FIG. 1 is a cross-sectional view showing a conventional method of forming a plurality of MOS transistors on a semiconductor device.
As shown in FIG. 1, three MOS transistors 20, 30, and 40 are formed on a substrate 10, and STI structures 13 and 15 are formed between each transistor.
In order to form the STI structures 13 and 15, a nitride layer (not shown) and a resist are firstly formed on the substrate 10, and then the resist is patterned. The nitride layer is dry-etched by using the patterned resist as an etch mask, and then the substrate 10 is etched by using the etched nitride layer as an etch mask. After depositing an oxide layer on such a trench and an entire surface of the substrate 10, the STI structures 13 and 15 are finally formed by removing the oxide layer and nitride layer on the surface of the substrate through a chemical mechanical polishing (CMP) process.
Consequently, device isolation regions are separated from active regions in which MOS transistors will be formed.
Thereafter, MOS transistors 20, 30, and 40 are formed by performing a general formation process of a MOS transistor.

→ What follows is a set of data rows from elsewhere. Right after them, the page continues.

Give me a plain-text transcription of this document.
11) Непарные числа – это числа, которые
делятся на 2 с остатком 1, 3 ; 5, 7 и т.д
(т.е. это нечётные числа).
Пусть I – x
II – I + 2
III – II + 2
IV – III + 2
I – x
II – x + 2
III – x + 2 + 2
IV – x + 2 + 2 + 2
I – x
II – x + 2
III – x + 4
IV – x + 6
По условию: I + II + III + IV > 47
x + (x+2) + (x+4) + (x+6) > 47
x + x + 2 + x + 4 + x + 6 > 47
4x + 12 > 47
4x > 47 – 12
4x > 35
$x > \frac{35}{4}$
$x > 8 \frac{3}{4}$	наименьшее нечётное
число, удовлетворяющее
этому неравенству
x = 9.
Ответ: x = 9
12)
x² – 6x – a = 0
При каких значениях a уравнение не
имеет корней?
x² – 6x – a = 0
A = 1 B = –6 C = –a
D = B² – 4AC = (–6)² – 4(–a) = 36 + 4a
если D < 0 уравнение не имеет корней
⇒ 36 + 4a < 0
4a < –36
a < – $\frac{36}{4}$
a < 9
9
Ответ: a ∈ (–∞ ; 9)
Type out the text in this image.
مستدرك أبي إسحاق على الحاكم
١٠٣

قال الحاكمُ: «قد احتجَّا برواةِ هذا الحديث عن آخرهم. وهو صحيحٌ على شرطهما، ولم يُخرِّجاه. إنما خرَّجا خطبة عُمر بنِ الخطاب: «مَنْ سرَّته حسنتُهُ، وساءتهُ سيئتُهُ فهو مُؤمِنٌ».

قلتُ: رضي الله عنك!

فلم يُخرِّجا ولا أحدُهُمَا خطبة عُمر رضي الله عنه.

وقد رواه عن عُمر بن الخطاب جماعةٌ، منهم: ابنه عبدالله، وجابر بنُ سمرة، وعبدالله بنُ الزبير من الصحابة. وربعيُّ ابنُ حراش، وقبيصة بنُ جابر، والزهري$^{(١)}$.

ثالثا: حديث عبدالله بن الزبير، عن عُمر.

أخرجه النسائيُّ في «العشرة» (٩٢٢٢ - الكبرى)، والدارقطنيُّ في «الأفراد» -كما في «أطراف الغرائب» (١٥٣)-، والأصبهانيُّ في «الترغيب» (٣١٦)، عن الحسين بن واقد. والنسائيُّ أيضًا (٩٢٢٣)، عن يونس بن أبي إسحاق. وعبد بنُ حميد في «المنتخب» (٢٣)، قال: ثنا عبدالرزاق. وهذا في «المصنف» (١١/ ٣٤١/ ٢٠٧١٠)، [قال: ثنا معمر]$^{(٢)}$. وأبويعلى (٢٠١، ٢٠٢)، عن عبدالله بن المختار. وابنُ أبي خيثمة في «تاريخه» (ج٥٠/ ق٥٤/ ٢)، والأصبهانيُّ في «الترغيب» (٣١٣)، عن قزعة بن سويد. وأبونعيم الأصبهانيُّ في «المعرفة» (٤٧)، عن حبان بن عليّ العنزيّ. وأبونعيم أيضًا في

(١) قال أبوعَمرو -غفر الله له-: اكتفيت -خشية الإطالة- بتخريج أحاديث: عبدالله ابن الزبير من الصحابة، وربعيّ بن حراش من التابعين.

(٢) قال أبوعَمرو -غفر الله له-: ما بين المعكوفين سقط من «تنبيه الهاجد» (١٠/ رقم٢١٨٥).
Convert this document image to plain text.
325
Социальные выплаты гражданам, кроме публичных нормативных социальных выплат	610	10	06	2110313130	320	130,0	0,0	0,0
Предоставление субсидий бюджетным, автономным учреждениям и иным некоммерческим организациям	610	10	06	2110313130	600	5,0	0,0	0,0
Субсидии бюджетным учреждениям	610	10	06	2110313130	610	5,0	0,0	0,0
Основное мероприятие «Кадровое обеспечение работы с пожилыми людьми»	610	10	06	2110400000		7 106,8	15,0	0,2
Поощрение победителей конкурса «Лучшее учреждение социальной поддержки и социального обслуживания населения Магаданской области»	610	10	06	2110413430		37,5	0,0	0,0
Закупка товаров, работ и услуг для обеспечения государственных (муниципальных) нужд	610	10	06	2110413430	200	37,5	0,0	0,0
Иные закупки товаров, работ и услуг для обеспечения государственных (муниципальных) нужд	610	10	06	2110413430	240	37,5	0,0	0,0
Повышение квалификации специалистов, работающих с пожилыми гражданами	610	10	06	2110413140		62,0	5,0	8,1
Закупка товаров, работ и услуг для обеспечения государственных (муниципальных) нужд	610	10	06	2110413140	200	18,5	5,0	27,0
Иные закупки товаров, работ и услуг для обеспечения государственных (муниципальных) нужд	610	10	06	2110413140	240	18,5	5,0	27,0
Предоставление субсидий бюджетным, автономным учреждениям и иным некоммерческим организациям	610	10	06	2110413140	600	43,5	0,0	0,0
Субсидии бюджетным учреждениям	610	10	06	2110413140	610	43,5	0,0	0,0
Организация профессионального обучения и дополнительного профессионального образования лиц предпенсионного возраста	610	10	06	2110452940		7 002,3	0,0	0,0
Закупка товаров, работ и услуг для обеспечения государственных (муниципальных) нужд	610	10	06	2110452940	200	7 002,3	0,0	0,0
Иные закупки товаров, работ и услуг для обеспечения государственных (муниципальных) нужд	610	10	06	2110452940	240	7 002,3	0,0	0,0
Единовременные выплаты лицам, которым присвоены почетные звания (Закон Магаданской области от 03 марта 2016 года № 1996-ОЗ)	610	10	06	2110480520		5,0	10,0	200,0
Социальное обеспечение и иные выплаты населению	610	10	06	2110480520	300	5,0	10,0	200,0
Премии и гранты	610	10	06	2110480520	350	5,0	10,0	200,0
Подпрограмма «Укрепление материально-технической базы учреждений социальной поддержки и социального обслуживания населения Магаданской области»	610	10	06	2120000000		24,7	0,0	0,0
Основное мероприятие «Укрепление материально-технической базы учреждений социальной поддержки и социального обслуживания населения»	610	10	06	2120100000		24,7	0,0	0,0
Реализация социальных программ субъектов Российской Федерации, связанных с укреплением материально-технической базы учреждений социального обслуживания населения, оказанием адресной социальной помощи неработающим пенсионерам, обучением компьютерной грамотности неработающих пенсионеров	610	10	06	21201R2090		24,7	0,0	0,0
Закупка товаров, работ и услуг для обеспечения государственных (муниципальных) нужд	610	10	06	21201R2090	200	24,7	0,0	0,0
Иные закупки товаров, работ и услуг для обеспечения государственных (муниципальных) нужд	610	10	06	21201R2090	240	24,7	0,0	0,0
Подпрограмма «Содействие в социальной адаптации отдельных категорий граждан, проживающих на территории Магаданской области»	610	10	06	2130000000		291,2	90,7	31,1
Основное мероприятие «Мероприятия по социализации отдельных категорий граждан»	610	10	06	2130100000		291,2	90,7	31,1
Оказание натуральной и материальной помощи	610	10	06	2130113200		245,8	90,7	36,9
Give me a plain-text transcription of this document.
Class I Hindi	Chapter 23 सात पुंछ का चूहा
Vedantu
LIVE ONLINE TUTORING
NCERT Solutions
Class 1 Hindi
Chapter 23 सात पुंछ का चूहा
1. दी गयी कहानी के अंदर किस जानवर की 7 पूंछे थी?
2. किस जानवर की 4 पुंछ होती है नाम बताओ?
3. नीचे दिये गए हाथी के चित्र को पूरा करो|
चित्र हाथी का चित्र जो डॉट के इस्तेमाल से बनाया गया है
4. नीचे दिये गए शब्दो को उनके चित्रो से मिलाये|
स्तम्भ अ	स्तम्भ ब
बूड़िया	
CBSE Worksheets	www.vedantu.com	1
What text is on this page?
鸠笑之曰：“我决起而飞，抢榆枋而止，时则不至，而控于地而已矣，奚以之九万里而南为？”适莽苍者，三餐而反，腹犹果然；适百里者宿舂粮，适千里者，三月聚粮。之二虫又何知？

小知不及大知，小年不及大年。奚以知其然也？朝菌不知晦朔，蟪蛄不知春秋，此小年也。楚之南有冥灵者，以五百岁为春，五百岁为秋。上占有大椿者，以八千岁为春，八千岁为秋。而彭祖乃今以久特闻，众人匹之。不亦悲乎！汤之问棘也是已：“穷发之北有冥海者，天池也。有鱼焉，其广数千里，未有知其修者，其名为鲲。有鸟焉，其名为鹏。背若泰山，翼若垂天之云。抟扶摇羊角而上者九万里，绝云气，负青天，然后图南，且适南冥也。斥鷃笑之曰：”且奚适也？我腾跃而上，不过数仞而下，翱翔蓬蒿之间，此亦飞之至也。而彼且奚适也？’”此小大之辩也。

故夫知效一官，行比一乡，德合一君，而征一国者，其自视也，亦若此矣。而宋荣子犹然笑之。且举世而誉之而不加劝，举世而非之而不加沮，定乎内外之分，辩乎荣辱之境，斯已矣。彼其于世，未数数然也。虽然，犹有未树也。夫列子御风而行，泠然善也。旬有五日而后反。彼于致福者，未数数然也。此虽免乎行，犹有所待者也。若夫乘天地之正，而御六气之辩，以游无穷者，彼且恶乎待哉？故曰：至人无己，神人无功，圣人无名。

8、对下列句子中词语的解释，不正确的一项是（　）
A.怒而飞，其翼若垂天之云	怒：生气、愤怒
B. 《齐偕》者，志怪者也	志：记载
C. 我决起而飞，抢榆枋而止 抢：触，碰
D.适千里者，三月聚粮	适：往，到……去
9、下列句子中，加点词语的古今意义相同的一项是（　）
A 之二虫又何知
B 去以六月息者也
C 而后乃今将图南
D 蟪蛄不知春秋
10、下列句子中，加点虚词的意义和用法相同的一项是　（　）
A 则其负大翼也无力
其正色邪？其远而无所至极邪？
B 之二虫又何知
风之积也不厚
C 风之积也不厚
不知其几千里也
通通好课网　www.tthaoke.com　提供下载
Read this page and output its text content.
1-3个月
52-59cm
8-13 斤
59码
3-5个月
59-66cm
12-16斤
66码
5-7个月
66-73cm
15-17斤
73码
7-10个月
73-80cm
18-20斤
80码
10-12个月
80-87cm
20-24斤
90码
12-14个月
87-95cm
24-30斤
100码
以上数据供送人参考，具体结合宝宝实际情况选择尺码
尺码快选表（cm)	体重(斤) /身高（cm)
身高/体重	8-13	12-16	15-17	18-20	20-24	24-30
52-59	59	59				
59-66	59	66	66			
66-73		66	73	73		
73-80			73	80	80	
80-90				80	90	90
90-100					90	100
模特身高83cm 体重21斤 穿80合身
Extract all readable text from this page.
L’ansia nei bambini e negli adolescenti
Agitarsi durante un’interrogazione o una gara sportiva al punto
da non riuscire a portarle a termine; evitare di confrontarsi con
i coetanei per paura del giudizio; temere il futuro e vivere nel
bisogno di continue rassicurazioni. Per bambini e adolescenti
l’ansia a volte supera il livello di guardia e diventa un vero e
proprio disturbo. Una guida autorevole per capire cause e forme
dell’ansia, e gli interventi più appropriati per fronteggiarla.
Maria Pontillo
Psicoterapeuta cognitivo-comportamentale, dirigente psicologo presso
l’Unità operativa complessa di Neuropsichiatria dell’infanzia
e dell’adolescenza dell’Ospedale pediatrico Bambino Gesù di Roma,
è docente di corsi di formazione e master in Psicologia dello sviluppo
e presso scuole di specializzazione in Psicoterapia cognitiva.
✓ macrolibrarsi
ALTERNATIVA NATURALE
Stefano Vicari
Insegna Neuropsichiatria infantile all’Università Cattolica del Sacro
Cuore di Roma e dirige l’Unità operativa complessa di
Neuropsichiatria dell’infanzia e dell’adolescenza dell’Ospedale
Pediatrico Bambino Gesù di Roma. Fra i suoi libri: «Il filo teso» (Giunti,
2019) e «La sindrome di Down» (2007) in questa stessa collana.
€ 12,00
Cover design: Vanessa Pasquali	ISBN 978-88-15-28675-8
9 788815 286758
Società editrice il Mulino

However, when transistors are separated by using an STI structure, an additional device isolation region is required to form the STI structure. In addition, as shown in FIG. 1, a moat A can be created at edges of the STI structures 13 and 15 during a CMP process for forming the STI structures 13 and 15.
Such a moat may induce a hump phenomenon and an inverse narrow width effect (INWE) in a semiconductor device, and it may induce an abnormal operation of a semiconductor device. Therefore, higher integration of a semiconductor device cannot be easily accomplished because additional spaces are necessary for insulating such a moat, and manufacturing costs can be increased because additional processes are required for insulating such a moat.
The above information described in this Background section is only for enhancement of understanding of the background of the invention and therefore it may contain information that does not form prior art with respect to the present invention.